Kindle the college demographic

There have been some recent news articles about how Amazon is planning on entering into the textbook market by making a textbook version of their Kindle eBook reader. I think I speak for everyone when I say, finally, what took so long? Some of us (me) have had had this idea for some time now (three years) and was hoping someone would do it (I have the design to prove it), and do it right. The college textbook market has been almost comically redicilous, but the current options are so poor that they can still dominate. So many of us have tried buying books online and although prices are much better, there is a significant hassle associated with it. In most cases you have to wait until the first day of class to get the syllabus, only then can you figure out exactly what books you need (especially editions) and order them. Media mail is awesomely cheap, but coupled with slow processing times can make ordering online an extremely slow process. The alternative is to download textbooks via torrent. All I can say is having three huge textbooks on a flash drive is absolutely awesome. Furthermore, being able to search the text within the books is almost priceless.

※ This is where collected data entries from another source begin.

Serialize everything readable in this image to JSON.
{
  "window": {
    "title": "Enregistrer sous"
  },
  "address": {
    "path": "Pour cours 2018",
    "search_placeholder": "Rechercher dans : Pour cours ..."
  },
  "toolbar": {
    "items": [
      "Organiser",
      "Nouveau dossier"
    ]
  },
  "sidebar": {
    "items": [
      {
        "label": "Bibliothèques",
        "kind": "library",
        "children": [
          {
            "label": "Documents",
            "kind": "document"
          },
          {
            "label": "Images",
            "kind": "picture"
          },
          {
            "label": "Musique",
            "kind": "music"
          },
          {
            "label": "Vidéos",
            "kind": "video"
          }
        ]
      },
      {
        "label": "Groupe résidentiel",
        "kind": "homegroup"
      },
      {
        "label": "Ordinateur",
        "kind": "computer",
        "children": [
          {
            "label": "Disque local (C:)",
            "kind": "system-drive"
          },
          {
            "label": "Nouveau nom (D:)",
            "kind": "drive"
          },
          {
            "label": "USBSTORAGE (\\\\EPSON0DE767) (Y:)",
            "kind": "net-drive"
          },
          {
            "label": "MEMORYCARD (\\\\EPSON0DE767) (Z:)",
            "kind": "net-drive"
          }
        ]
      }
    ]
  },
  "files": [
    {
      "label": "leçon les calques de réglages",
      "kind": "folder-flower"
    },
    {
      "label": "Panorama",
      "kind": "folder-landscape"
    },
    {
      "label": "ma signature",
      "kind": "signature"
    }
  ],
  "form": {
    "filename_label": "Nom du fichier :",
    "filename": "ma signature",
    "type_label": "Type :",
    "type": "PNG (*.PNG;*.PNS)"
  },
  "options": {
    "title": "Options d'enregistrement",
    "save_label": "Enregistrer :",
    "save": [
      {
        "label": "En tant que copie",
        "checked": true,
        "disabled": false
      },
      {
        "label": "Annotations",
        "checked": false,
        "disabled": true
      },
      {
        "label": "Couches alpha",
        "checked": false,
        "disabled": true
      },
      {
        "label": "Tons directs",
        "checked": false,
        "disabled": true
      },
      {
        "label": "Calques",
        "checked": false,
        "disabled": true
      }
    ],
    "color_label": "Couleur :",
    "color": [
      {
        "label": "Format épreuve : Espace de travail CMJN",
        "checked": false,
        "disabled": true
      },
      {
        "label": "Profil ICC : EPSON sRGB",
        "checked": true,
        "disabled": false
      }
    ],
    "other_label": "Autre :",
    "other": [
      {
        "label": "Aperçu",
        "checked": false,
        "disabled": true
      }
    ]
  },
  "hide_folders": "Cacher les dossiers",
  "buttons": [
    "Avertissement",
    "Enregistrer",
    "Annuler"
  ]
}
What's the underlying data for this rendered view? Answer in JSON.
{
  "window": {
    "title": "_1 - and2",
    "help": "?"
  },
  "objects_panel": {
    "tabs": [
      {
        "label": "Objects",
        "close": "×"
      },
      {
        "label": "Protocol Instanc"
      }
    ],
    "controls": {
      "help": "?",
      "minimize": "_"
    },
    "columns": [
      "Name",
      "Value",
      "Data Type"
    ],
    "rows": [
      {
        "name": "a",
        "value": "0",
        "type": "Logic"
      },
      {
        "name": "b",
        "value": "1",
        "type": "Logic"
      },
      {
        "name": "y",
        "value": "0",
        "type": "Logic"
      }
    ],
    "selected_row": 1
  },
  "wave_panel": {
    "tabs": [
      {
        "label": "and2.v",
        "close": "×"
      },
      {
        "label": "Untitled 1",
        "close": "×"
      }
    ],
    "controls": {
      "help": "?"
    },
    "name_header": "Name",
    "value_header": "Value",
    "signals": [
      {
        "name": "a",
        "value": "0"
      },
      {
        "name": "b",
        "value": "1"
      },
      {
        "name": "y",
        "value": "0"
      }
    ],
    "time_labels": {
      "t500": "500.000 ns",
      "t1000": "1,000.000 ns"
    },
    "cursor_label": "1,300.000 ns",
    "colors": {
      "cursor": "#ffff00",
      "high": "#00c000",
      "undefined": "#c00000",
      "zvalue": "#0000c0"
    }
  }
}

       Clearly the Kindle is a very intriguing idea, especially in the textbook market. For a long time people have said that eBook readers were just flat out sub par. Hard to read, poor battery life, small memory were the most common complaints, and the Kindle seems to have solved some of these (battery life is mediocre).
       In my reincarnation of the eBook reader I took a different route then the Kindle. I really didn’t see the need for a keyboard, all you really need is a power button, two buttons to flip the pages. In the case of textbooks I though it would be very cool to have some highlight functionality, so add a stylus and you could highlight portions of the text.
       When I look at the Kindle there are a few things that I can only hope for which would make the Kindle a useful tool. First, some form of highlight/tagging feature which allows you to select parts of text. Then once selected you can iterate through all of the highlighted items for a quick review of the most important parts. Next, if Google’s $700 stock price has taught us anything, search is key. There is a keyboard on the thing, please make use of it and allow people to search through text books. Sometimes you need a quick reminder of the truth table for a clocked d-latch, and if I cant search in the textbook everyone will just resort to searching for it online, or spending a while finding it in the book.
       I read an article which touted the Kindle as the next iPod. Please. As innovative and interesting as the Kindle if it was 1/10th as popular as iPods I think it would be a success in most people’s books. Its price point has to drop significantly from $350 for it to even have a chance.